Aguja Poincenot - North face
8. Old Smuggler
600m 6a+ C1
Jim Donini and Gregory Crouch (USA), 8-9/12/1996.
Description. The route climbs one of the obvious crack systems up the north face. The first two pitches are in common with the 40º Gruppo Ragni route. Head to a huge ledge on pitch 4, climbing a corner leading to its the right edge. From there climb sustained cracks to the top of the north face, followed by difficult route finding and some alpine trickery –including one rappel- to reach the summit (leave the rope fixed in the rappel to return!). This is a high quality climb, that involves 20 pitches of mostly free climbing terrain.

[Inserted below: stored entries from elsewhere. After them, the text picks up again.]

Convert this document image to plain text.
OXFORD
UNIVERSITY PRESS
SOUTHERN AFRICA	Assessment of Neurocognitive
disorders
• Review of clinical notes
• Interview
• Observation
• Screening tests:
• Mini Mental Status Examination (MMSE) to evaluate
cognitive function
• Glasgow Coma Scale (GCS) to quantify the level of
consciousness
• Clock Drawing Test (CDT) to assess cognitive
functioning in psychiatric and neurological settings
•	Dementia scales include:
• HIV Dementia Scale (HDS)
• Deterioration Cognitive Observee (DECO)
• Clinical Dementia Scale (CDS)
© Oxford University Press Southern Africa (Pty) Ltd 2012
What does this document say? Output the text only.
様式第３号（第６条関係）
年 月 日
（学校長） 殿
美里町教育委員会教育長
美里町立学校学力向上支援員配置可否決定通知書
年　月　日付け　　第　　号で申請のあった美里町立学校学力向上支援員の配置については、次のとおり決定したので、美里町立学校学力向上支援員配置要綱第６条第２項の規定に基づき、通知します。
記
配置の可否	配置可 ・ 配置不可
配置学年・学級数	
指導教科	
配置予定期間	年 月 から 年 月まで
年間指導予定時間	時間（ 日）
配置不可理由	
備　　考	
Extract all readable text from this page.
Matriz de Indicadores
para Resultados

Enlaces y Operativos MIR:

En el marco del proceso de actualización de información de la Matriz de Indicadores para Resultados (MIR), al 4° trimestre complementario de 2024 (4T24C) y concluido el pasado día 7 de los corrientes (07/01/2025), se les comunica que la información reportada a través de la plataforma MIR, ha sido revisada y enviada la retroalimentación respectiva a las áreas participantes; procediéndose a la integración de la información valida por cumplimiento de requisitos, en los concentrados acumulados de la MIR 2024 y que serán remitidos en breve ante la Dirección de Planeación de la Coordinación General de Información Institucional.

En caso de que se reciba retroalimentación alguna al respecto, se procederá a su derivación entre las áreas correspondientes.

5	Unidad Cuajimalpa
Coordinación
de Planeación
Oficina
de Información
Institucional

History. After a failed attempt they completed the route over two days climbing alpine style, and without the use of bolts or pitons. They named their route after an Argentine brand of cheap whisky that kept them going through the numerous bad weather spells. Twenty years before, Donini had already done a fair amount of Old Smuggler’s drinking, during the first ascent of Torre Egger in 1976. The route has been repeated at least once.
Approach. Niponino to Couloir Poincenot.
Descent. Descend the route.
Bibliography. AAJ 1997 p. 252-254; High Magazine 176 p. 80-81; Rock and Ice Magazine 78 p. 68-78; Annales GHM 96/97 p. 39; Gregory Crouch (2002) Enduring Patagonia, Random House, USA (p. 115-141).